Ela é uma das principais expoentes da viticultura do país e compartilha o amor pelos vinhos com os filhos.

Fruto da família tradicional argentina, Susana Balbo mostrou todo o poder que uma mulher pode ter. Ela deixou de cursar Física Nuclear por proibição dos pais, que não permitiram que ela saísse de Mendoza em pleno governo militar. E que bom. A mudança de rota a levou a estudar enologia e a consagrou como uma das principais expoentes do vinho argentino.

Mas trilhar o caminho até aqui não foi fácil. Ela foi a primeira enóloga formada na Argentina, no fim da década de 1970, e precisou enfrentar um ambiente machista e conservador no único trabalho que conseguiu.
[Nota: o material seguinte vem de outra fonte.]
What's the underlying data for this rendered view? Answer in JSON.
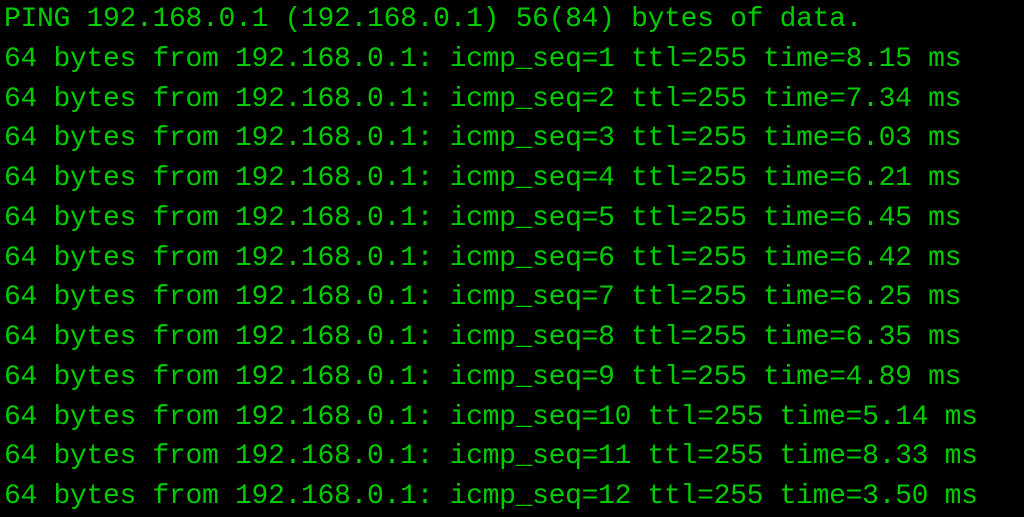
{
  "header": "PING 192.168.0.1 (192.168.0.1) 56(84) bytes of data.",
  "lines": [
    "64 bytes from 192.168.0.1: icmp_seq=1 ttl=255 time=8.15 ms",
    "64 bytes from 192.168.0.1: icmp_seq=2 ttl=255 time=7.34 ms",
    "64 bytes from 192.168.0.1: icmp_seq=3 ttl=255 time=6.03 ms",
    "64 bytes from 192.168.0.1: icmp_seq=4 ttl=255 time=6.21 ms",
    "64 bytes from 192.168.0.1: icmp_seq=5 ttl=255 time=6.45 ms",
    "64 bytes from 192.168.0.1: icmp_seq=6 ttl=255 time=6.42 ms",
    "64 bytes from 192.168.0.1: icmp_seq=7 ttl=255 time=6.25 ms",
    "64 bytes from 192.168.0.1: icmp_seq=8 ttl=255 time=6.35 ms",
    "64 bytes from 192.168.0.1: icmp_seq=9 ttl=255 time=4.89 ms",
    "64 bytes from 192.168.0.1: icmp_seq=10 ttl=255 time=5.14 ms",
    "64 bytes from 192.168.0.1: icmp_seq=11 ttl=255 time=8.33 ms",
    "64 bytes from 192.168.0.1: icmp_seq=12 ttl=255 time=3.50 ms"
  ]
}
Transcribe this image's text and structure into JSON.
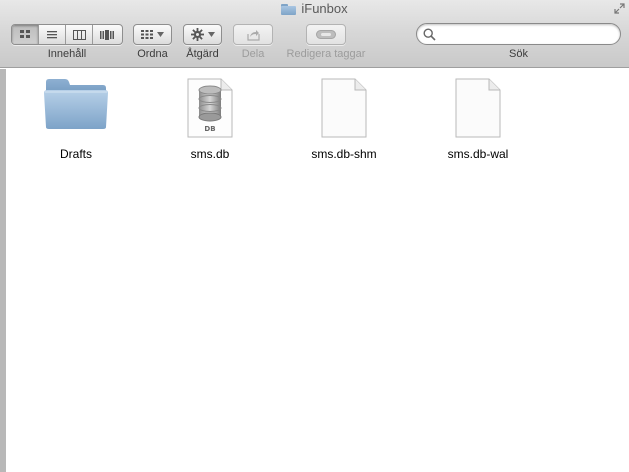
{
  "window": {
    "title": "iFunbox"
  },
  "toolbar": {
    "view_label": "Innehåll",
    "arrange_label": "Ordna",
    "action_label": "Åtgärd",
    "share_label": "Dela",
    "tags_label": "Redigera taggar",
    "search_label": "Sök",
    "search_value": ""
  },
  "files": [
    {
      "name": "Drafts",
      "icon": "folder-icon"
    },
    {
      "name": "sms.db",
      "icon": "database-file-icon"
    },
    {
      "name": "sms.db-shm",
      "icon": "blank-document-icon"
    },
    {
      "name": "sms.db-wal",
      "icon": "blank-document-icon"
    }
  ],
  "db_badge": "DB",
  "colors": {
    "folder": "#8fb3d6",
    "toolbar": "#d8d8d8"
  }
}
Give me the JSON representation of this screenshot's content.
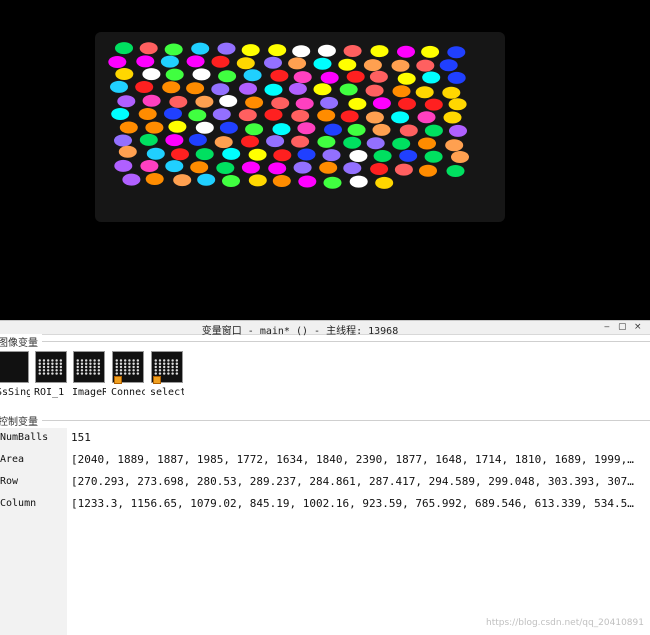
{
  "window": {
    "title": "变量窗口 - main* () - 主线程: 13968",
    "minimize_glyph": "‒",
    "maximize_glyph": "▢",
    "close_glyph": "×"
  },
  "image_section": {
    "header": "图像变量",
    "items": [
      {
        "label": "SsSing",
        "icon": "image-thumbnail-icon",
        "locked": false
      },
      {
        "label": "ROI_1",
        "icon": "image-thumbnail-icon",
        "locked": false
      },
      {
        "label": "ImageR",
        "icon": "image-thumbnail-icon",
        "locked": false
      },
      {
        "label": "Connec",
        "icon": "region-thumbnail-icon",
        "locked": true
      },
      {
        "label": "select",
        "icon": "region-thumbnail-icon",
        "locked": true
      }
    ]
  },
  "control_section": {
    "header": "控制变量",
    "rows": [
      {
        "name": "NumBalls",
        "value": "151"
      },
      {
        "name": "Area",
        "value": "[2040, 1889, 1887, 1985, 1772, 1634, 1840, 2390, 1877, 1648, 1714, 1810, 1689, 1999,…"
      },
      {
        "name": "Row",
        "value": "[270.293, 273.698, 280.53, 289.237, 284.861, 287.417, 294.589, 299.048, 303.393, 307…"
      },
      {
        "name": "Column",
        "value": "[1233.3, 1156.65, 1079.02, 845.19, 1002.16, 923.59, 765.992, 689.546, 613.339, 534.5…"
      }
    ]
  },
  "watermark": "https://blog.csdn.net/qq_20410891",
  "palette": [
    "#ff2020",
    "#00e060",
    "#ffff00",
    "#ff00ff",
    "#00ffff",
    "#2040ff",
    "#ff8c00",
    "#9370ff",
    "#ff6060",
    "#40ff40",
    "#ffd700",
    "#ff40c0",
    "#20d0ff",
    "#ffa050",
    "#b060ff",
    "#ffffff"
  ]
}
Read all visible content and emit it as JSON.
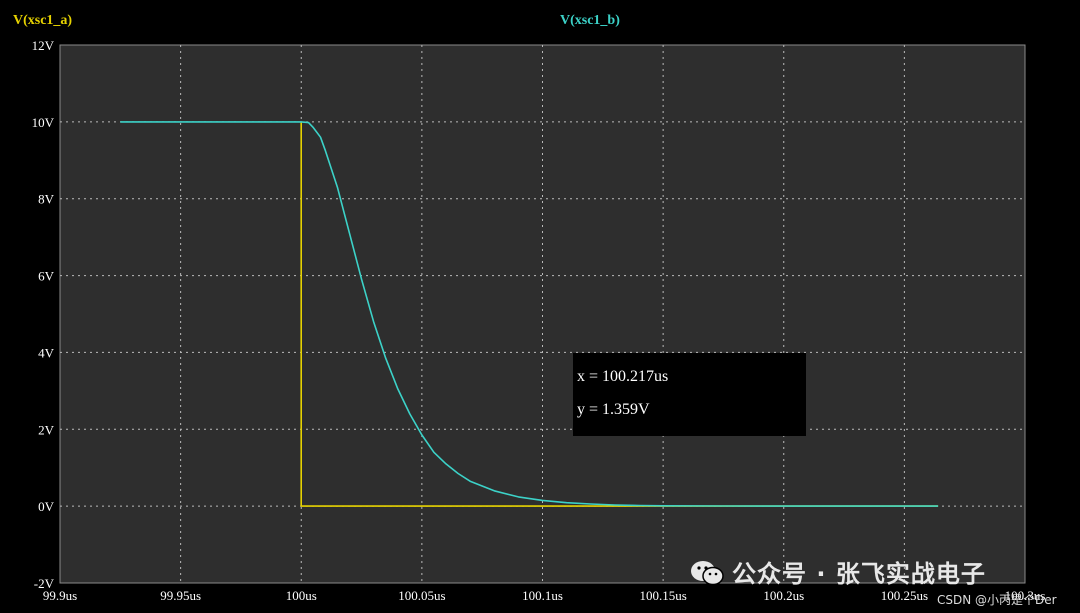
{
  "chart_data": {
    "type": "line",
    "title": "",
    "xlabel": "",
    "ylabel": "",
    "xlim": [
      99.9,
      100.3
    ],
    "ylim": [
      -2,
      12
    ],
    "x_ticks": [
      99.9,
      99.95,
      100,
      100.05,
      100.1,
      100.15,
      100.2,
      100.25,
      100.3
    ],
    "x_tick_labels": [
      "99.9us",
      "99.95us",
      "100us",
      "100.05us",
      "100.1us",
      "100.15us",
      "100.2us",
      "100.25us",
      "100.3us"
    ],
    "y_ticks": [
      -2,
      0,
      2,
      4,
      6,
      8,
      10,
      12
    ],
    "y_tick_labels": [
      "-2V",
      "0V",
      "2V",
      "4V",
      "6V",
      "8V",
      "10V",
      "12V"
    ],
    "grid": true,
    "series": [
      {
        "name": "V(xsc1_a)",
        "color": "#e6d200",
        "x": [
          100.0,
          100.0,
          100.001,
          100.264
        ],
        "y": [
          10,
          0,
          0,
          0
        ]
      },
      {
        "name": "V(xsc1_b)",
        "color": "#3cd2c8",
        "x": [
          99.925,
          100.0,
          100.003,
          100.005,
          100.008,
          100.01,
          100.015,
          100.02,
          100.025,
          100.03,
          100.035,
          100.04,
          100.045,
          100.05,
          100.055,
          100.06,
          100.065,
          100.07,
          100.08,
          100.09,
          100.1,
          100.11,
          100.12,
          100.13,
          100.14,
          100.15,
          100.175,
          100.2,
          100.225,
          100.264
        ],
        "y": [
          10,
          10,
          9.98,
          9.85,
          9.6,
          9.25,
          8.3,
          7.1,
          5.9,
          4.8,
          3.85,
          3.05,
          2.4,
          1.85,
          1.4,
          1.1,
          0.85,
          0.65,
          0.4,
          0.24,
          0.15,
          0.09,
          0.055,
          0.03,
          0.018,
          0.01,
          0.004,
          0.002,
          0.001,
          0
        ]
      }
    ],
    "legend_position": "top"
  },
  "cursor": {
    "x_text": "x = 100.217us",
    "y_text": "y = 1.359V"
  },
  "colors": {
    "background": "#000000",
    "plot_area": "#2e2e2e",
    "grid": "#bbbbbb",
    "axis_text": "#ffffff",
    "trace_a": "#e6d200",
    "trace_b": "#3cd2c8"
  },
  "watermark": {
    "text": "公众号 · 张飞实战电子",
    "icon": "wechat-icon"
  },
  "credit": "CSDN @小丙是个Der"
}
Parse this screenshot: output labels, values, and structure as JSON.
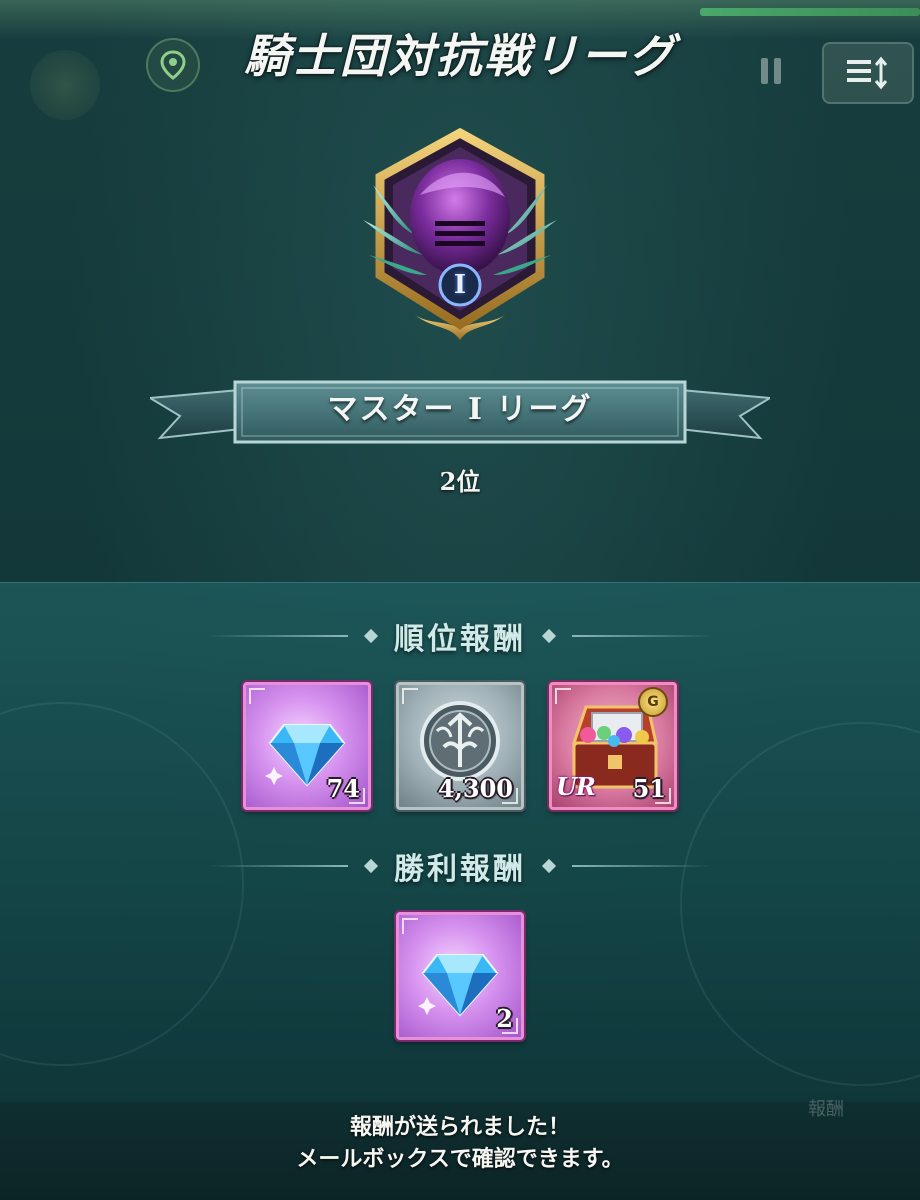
{
  "header": {
    "title": "騎士団対抗戦リーグ"
  },
  "league": {
    "name": "マスター I リーグ",
    "tier_numeral": "I",
    "rank": "2位"
  },
  "rank_rewards": {
    "label": "順位報酬",
    "items": [
      {
        "name": "diamond",
        "quantity": "74",
        "frame": "purple"
      },
      {
        "name": "knight-medal",
        "quantity": "4,300",
        "frame": "silver"
      },
      {
        "name": "ur-treasure-chest",
        "quantity": "51",
        "frame": "red",
        "badge": "UR",
        "corner_badge": "G"
      }
    ]
  },
  "victory_rewards": {
    "label": "勝利報酬",
    "items": [
      {
        "name": "diamond",
        "quantity": "2",
        "frame": "purple"
      }
    ]
  },
  "footer": {
    "line1": "報酬が送られました！",
    "line2": "メールボックスで確認できます。",
    "faint_text": "報酬"
  },
  "colors": {
    "background": "#14393a",
    "panel": "#1e5a5c",
    "section_label": "#cfeae8",
    "emblem_gold": "#c9a24a",
    "emblem_purple": "#6a2a8a"
  }
}
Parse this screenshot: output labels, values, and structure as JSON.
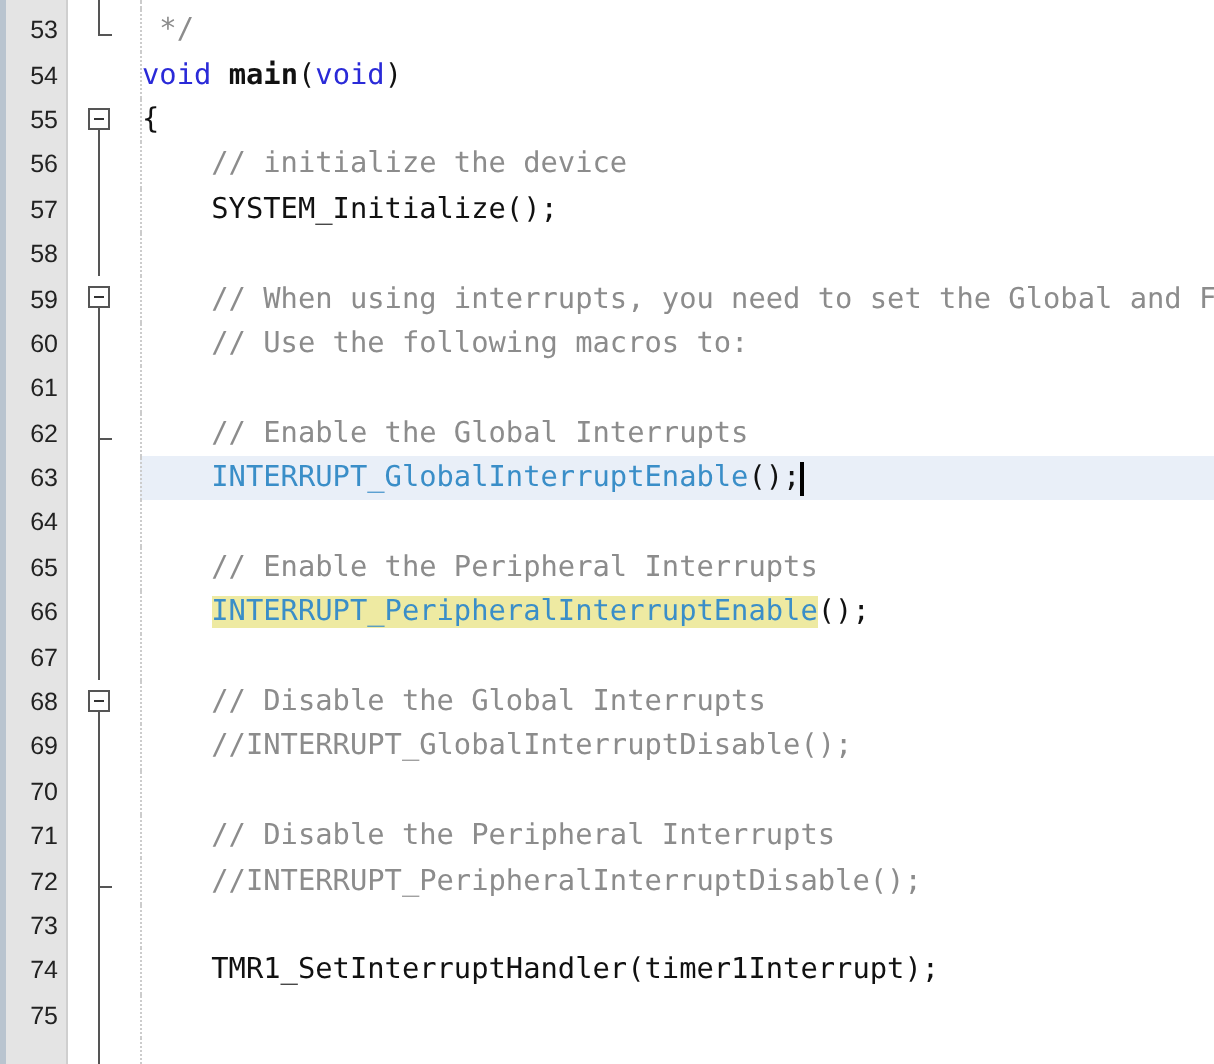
{
  "editor": {
    "lines": [
      {
        "number": "53",
        "kind": "corner",
        "current": false,
        "cursor": false,
        "tokens": [
          {
            "kind": "comment",
            "text": " */"
          }
        ]
      },
      {
        "number": "54",
        "kind": "blank",
        "current": false,
        "cursor": false,
        "tokens": [
          {
            "kind": "keyword",
            "text": "void "
          },
          {
            "kind": "function",
            "text": "main"
          },
          {
            "kind": "plain",
            "text": "("
          },
          {
            "kind": "keyword",
            "text": "void"
          },
          {
            "kind": "plain",
            "text": ")"
          }
        ]
      },
      {
        "number": "55",
        "kind": "open",
        "current": false,
        "cursor": false,
        "tokens": [
          {
            "kind": "plain",
            "text": "{"
          }
        ]
      },
      {
        "number": "56",
        "kind": "line",
        "current": false,
        "cursor": false,
        "indented": true,
        "tokens": [
          {
            "kind": "comment",
            "text": "// initialize the device"
          }
        ]
      },
      {
        "number": "57",
        "kind": "line",
        "current": false,
        "cursor": false,
        "indented": true,
        "tokens": [
          {
            "kind": "plain",
            "text": "SYSTEM_Initialize();"
          }
        ]
      },
      {
        "number": "58",
        "kind": "line",
        "current": false,
        "cursor": false
      },
      {
        "number": "59",
        "kind": "open",
        "current": false,
        "cursor": false,
        "indented": true,
        "tokens": [
          {
            "kind": "comment",
            "text": "// When using interrupts, you need to set the Global and F"
          }
        ]
      },
      {
        "number": "60",
        "kind": "line",
        "current": false,
        "cursor": false,
        "indented": true,
        "tokens": [
          {
            "kind": "comment",
            "text": "// Use the following macros to:"
          }
        ]
      },
      {
        "number": "61",
        "kind": "line",
        "current": false,
        "cursor": false
      },
      {
        "number": "62",
        "kind": "tee",
        "current": false,
        "cursor": false,
        "indented": true,
        "tokens": [
          {
            "kind": "comment",
            "text": "// Enable the Global Interrupts"
          }
        ]
      },
      {
        "number": "63",
        "kind": "line",
        "current": true,
        "cursor": true,
        "indented": true,
        "tokens": [
          {
            "kind": "macro",
            "text": "INTERRUPT_GlobalInterruptEnable"
          },
          {
            "kind": "plain",
            "text": "();"
          }
        ]
      },
      {
        "number": "64",
        "kind": "line",
        "current": false,
        "cursor": false
      },
      {
        "number": "65",
        "kind": "line",
        "current": false,
        "cursor": false,
        "indented": true,
        "tokens": [
          {
            "kind": "comment",
            "text": "// Enable the Peripheral Interrupts"
          }
        ]
      },
      {
        "number": "66",
        "kind": "line",
        "current": false,
        "cursor": false,
        "indented": true,
        "tokens": [
          {
            "kind": "match",
            "text": "INTERRUPT_PeripheralInterruptEnable"
          },
          {
            "kind": "plain",
            "text": "();"
          }
        ]
      },
      {
        "number": "67",
        "kind": "line",
        "current": false,
        "cursor": false
      },
      {
        "number": "68",
        "kind": "open",
        "current": false,
        "cursor": false,
        "indented": true,
        "tokens": [
          {
            "kind": "comment",
            "text": "// Disable the Global Interrupts"
          }
        ]
      },
      {
        "number": "69",
        "kind": "line",
        "current": false,
        "cursor": false,
        "indented": true,
        "tokens": [
          {
            "kind": "comment",
            "text": "//INTERRUPT_GlobalInterruptDisable();"
          }
        ]
      },
      {
        "number": "70",
        "kind": "line",
        "current": false,
        "cursor": false
      },
      {
        "number": "71",
        "kind": "line",
        "current": false,
        "cursor": false,
        "indented": true,
        "tokens": [
          {
            "kind": "comment",
            "text": "// Disable the Peripheral Interrupts"
          }
        ]
      },
      {
        "number": "72",
        "kind": "tee",
        "current": false,
        "cursor": false,
        "indented": true,
        "tokens": [
          {
            "kind": "comment",
            "text": "//INTERRUPT_PeripheralInterruptDisable();"
          }
        ]
      },
      {
        "number": "73",
        "kind": "line",
        "current": false,
        "cursor": false
      },
      {
        "number": "74",
        "kind": "line",
        "current": false,
        "cursor": false,
        "indented": true,
        "tokens": [
          {
            "kind": "plain",
            "text": "TMR1_SetInterruptHandler(timer1Interrupt);"
          }
        ]
      },
      {
        "number": "75",
        "kind": "line",
        "current": false,
        "cursor": false
      }
    ]
  }
}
“Precisei mostrar que tinha talento. E, para isso, passei muitas horas trabalhando e alcançando resultados positivos na busca por respeito. Essa era a única forma pela qual uma mulher era respeitada nesta profissão, pelo menos naqueles anos. Mostrei que tinha um talento que não podia ser contestado”, lembrou em entrevista exclusiva ao Metrópoles.

Ser mulher também confere um diferencial aos vinhos produzidos por Susana. De acordo com a filha dela, Ana Lovaglio, que trabalha na administração da empresa, “as mulheres têm uma sensibilidade diferenciada e, assim, conseguem entregar vinhos mais expressivos, sedosos, equilibrados e polidos”.

Para todos os gostos

Os rótulos da Susana Balbo Wines oferecem diversidade. Por lá, eles produzem mais de oito tipos de uvas, como, por exemplo, as tradicionais Malbec, Chardonnay e Cabernet Sauvignon. Mas também algumas não tão comuns aos olhares leigos, como Torrontés, Petit Verdot e Chenin.

De acordo com Ana, as uvas impactam de forma direta no estilo final dos vinhos. E são elas que possibilitam a variedade de aromas, texturas, estruturas e teor alcoólico. “Somos conhecidos por apostar muito na inovação. É uma das principais adegas da Argentina que investe não só nos tintos, mas também nos brancos e rosés de alto nível”, completa.

No espaço, o produto final deve ser entregue de forma impecável. Afinal, a própria Susana Balbo defende que “o melhor marketing é a qualidade”.

No Brasil, os produtos Susana Balbo Wines são importados pela Cantu.

De geração em geração

Hoje, Susana Balbo divide a paixão pelos vinhos e o trabalho do dia a dia com os filhos Ana e José Lovaglio. Enquanto Ana toma conta da parte mais administrativa da empresa, José compõe a equipe de enologia com a mãe e os especialistas Gustavo Bertagna e Sebastián Gava.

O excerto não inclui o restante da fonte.